The Bafta-winning show, fronted by Davina McCall and Nicky Campbell, is always a tear-jerker. The programme’s methods to reunite family members – old-fashioned sleuthing, face-to-face meetings, and hand-written letters – hark back to a non-digital age and are packaged to yank hard on the heart-strings. This episode was no different.

Davina met Ontario-based couple Susan and Chris Ellerton, who as teenage sweethearts, gave up their son Anthony for adoption. Then there was Paul Wright, a former soldier who had lost contact with his German-born daughter Karina. Adoption red tape and name changes had thwarted obvious channels, so the families had given over their stories.

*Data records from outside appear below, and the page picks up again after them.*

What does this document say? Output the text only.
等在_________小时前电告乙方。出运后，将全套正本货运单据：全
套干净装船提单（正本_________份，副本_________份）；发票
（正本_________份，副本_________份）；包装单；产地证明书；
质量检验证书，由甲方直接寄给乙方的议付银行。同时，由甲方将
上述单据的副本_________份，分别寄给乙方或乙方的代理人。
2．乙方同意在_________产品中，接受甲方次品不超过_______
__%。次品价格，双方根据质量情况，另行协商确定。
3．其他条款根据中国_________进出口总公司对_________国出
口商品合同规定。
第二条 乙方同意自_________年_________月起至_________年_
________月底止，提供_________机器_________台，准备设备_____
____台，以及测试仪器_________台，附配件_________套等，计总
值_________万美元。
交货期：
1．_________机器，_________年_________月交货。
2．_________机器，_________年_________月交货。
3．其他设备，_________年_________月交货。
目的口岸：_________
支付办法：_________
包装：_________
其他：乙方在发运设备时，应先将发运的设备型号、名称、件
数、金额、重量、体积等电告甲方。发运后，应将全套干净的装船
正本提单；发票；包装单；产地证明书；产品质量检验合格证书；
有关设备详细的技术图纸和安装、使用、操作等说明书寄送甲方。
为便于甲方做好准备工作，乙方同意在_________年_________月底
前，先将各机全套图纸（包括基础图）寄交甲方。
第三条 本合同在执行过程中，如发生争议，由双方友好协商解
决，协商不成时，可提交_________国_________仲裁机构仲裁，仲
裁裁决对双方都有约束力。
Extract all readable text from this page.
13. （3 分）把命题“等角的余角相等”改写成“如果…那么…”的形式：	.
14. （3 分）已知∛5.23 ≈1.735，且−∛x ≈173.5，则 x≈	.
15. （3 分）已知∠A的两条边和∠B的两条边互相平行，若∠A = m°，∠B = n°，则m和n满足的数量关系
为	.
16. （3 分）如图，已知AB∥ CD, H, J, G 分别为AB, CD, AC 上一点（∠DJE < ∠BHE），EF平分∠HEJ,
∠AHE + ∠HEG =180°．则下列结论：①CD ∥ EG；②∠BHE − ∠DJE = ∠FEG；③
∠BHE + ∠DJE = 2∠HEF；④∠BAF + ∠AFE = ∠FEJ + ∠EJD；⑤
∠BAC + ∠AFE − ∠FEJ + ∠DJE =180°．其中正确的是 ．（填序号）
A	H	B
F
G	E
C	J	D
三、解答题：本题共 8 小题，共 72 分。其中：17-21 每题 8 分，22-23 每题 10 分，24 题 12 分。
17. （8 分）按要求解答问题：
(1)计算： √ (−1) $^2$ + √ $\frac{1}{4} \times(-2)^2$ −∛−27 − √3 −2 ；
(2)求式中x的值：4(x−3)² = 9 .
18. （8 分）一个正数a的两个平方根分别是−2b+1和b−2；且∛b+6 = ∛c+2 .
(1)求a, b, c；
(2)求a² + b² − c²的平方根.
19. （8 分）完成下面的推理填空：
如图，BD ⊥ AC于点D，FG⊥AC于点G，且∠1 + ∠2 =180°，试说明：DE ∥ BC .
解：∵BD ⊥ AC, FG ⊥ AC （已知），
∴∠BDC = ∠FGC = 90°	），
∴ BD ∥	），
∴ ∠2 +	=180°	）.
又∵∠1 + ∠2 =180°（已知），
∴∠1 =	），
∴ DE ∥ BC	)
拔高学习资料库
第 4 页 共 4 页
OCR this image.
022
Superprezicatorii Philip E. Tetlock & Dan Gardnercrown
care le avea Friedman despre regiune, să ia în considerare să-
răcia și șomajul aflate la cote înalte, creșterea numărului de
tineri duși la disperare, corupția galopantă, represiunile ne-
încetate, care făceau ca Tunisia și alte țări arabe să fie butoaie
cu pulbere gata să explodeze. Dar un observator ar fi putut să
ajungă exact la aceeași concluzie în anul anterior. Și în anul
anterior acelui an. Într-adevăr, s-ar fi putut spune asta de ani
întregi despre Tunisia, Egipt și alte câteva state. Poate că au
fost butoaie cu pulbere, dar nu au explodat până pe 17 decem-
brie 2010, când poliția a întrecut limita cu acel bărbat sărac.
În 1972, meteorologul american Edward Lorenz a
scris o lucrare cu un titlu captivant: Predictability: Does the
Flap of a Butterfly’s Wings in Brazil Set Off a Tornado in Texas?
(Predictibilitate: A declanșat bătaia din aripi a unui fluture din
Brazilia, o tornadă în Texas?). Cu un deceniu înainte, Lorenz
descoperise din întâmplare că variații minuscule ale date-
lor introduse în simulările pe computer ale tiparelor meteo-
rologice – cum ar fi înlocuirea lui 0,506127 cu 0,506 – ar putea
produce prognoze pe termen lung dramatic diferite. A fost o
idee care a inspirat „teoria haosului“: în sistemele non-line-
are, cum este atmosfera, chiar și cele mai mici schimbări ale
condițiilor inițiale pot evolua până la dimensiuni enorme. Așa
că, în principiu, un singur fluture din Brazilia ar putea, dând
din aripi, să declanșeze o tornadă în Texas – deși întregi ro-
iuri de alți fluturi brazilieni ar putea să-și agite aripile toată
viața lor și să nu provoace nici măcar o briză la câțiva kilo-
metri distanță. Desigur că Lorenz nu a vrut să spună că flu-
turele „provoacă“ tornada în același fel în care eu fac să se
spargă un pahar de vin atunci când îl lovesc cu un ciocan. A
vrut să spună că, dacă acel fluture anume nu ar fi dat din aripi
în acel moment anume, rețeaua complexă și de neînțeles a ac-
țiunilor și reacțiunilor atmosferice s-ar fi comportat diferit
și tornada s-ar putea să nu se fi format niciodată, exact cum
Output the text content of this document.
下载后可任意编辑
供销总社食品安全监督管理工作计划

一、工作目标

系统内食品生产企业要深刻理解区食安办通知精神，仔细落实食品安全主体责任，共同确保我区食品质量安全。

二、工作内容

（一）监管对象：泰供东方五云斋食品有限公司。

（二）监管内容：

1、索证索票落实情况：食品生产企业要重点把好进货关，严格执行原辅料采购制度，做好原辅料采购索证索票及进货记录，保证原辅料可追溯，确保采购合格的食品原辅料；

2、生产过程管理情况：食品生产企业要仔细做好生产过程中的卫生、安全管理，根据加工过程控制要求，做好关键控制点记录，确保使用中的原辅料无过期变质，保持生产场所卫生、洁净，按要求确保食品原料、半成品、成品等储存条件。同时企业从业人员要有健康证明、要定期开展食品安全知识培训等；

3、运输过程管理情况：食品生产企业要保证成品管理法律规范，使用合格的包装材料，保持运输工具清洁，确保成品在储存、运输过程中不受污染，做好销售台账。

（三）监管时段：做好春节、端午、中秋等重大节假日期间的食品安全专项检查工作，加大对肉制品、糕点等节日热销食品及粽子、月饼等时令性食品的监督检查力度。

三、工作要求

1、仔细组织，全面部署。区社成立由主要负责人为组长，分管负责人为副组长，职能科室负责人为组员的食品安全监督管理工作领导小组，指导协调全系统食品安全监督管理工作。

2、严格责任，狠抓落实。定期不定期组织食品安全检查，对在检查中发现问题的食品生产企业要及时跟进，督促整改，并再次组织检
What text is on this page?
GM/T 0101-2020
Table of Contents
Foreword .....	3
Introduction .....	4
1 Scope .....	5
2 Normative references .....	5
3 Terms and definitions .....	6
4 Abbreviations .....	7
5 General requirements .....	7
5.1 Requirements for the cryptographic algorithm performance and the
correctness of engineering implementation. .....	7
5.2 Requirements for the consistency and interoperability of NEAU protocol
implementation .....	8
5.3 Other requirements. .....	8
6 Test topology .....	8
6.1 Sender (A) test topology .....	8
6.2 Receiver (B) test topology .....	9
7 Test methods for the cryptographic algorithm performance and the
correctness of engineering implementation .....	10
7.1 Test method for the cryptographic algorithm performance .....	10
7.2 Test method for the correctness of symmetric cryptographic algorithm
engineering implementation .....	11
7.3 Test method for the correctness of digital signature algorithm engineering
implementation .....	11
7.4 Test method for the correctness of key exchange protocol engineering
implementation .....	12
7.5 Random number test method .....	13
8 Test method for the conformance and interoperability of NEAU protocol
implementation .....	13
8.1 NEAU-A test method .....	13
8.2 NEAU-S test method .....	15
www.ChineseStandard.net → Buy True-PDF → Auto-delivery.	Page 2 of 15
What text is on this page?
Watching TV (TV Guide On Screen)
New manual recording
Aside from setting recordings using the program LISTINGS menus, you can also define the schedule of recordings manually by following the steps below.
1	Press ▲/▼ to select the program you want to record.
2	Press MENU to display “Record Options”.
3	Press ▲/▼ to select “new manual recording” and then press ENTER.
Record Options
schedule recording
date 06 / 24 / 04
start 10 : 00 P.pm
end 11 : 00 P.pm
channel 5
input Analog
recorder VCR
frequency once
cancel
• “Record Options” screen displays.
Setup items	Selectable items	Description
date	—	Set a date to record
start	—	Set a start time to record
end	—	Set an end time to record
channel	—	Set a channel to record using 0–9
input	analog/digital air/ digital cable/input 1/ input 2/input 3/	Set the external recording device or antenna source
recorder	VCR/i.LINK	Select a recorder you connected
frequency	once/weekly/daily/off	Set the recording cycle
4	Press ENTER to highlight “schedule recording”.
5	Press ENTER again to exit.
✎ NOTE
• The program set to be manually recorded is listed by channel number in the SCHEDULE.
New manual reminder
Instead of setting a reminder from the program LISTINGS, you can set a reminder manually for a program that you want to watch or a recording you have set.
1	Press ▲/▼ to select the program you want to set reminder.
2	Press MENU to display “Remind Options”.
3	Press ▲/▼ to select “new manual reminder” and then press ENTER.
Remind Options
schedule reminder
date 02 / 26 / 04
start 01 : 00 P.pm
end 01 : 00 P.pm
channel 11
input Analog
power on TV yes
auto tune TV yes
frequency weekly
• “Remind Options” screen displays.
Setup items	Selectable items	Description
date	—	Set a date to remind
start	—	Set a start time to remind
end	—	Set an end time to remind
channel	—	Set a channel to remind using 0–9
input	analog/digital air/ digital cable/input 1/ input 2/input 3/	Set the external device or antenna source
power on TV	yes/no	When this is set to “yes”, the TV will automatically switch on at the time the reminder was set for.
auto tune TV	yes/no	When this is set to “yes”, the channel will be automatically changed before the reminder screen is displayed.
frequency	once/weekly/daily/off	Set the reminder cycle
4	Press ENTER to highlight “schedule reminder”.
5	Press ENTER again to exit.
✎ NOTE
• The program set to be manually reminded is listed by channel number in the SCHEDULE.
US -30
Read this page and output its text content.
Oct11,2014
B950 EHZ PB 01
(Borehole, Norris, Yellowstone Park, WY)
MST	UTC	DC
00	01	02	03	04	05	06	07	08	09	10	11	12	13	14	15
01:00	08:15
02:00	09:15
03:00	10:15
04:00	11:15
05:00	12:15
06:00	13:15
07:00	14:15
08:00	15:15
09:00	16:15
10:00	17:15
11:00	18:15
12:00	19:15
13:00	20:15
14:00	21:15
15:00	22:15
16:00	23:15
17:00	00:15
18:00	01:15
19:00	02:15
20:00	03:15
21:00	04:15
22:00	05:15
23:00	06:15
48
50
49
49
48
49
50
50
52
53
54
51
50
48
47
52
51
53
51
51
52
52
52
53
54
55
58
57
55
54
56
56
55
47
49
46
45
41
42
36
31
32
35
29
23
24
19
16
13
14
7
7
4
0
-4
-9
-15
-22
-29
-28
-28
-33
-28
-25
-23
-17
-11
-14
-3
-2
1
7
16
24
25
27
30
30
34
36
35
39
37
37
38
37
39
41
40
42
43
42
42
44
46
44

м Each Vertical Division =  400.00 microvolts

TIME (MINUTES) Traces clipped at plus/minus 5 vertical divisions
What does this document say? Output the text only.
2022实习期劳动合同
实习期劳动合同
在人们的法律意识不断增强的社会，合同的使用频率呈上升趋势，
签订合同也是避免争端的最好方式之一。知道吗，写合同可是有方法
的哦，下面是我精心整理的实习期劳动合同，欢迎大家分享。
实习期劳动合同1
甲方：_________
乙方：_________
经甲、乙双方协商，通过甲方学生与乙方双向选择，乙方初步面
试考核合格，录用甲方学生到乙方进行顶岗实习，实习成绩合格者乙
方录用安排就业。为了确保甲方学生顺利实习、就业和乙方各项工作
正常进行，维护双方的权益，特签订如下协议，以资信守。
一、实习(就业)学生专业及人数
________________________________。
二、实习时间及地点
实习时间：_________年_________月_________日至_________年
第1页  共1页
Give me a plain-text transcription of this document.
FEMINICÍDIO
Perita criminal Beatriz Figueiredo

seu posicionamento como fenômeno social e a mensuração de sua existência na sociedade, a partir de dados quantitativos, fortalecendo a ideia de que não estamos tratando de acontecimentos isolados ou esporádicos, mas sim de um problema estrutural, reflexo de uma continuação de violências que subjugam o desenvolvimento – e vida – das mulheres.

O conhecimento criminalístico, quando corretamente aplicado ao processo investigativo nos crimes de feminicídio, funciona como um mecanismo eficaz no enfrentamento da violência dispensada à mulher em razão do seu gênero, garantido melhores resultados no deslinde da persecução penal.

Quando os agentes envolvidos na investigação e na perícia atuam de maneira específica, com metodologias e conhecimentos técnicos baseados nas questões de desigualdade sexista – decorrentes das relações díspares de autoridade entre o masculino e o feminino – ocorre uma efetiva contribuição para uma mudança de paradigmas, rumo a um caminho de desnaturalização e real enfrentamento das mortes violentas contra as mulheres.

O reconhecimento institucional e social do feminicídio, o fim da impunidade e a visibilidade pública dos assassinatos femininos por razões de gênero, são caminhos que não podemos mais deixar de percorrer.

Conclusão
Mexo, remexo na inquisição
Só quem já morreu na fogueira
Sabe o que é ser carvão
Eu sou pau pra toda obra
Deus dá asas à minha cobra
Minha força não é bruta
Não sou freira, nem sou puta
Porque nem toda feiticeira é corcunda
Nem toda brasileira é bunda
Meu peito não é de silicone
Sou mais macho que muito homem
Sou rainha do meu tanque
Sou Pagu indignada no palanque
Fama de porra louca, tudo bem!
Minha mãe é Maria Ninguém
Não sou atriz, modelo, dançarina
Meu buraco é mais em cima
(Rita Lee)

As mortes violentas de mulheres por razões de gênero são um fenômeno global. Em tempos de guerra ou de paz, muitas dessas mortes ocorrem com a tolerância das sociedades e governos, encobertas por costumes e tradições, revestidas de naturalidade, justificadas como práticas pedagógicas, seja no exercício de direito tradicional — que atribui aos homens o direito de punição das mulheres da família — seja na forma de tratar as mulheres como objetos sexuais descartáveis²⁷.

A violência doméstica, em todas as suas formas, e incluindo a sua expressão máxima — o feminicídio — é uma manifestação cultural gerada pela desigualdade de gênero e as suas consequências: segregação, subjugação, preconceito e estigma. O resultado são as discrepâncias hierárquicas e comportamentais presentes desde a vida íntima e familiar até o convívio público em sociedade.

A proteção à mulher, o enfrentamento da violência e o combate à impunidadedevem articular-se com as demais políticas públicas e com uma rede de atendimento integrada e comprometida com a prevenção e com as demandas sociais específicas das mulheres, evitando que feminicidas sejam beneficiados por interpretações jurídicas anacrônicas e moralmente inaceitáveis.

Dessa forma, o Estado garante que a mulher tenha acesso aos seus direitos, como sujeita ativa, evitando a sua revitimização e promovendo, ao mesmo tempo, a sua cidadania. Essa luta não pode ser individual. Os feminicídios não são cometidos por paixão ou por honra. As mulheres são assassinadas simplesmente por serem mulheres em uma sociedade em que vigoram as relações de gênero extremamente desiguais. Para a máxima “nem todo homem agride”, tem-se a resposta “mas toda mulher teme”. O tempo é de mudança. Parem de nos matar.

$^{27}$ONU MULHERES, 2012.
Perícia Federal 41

All shared their tales with admirable frankness: “You can look back at your life and mine’s got this little piece taken out. It’s just missing,” said Paul. “I need to know that he’s been OK and that he forgives us for what we did,” Susan told us. We willed the reunions to go the right way. And they did, no thanks to the presenters whose role at times felt voyeuristic. “You’re clearly thinking it through,” said Campbell, unnecessarily, as he told Andrew (Anthony’s adopted name) about his parents’ search. Brow furrowed, speaking in quiet monotone, Campbell (adopted himself) came across robotic in efforts to give his subject the floor.

Likewise, as Chris sobbed off camera on hearing news of his first-born, Davina’s huggy mum persona felt intrusive. Then again, grown men weeping made good television. What we were watching was raw, human drama. Yet that clearly wasn’t enough for producers. They tried to inject more with the filming: freezing landscapes, moody sunsets and subjects staring into the bleakly picturesque distance had something of the Nordic noirs about them. But none mattered, really, this was about the families. “I have waited so long for this moment. A weight has lifted from my heart,” said Karina after meeting Paul. I bet 99 per cent of viewers shed a tear.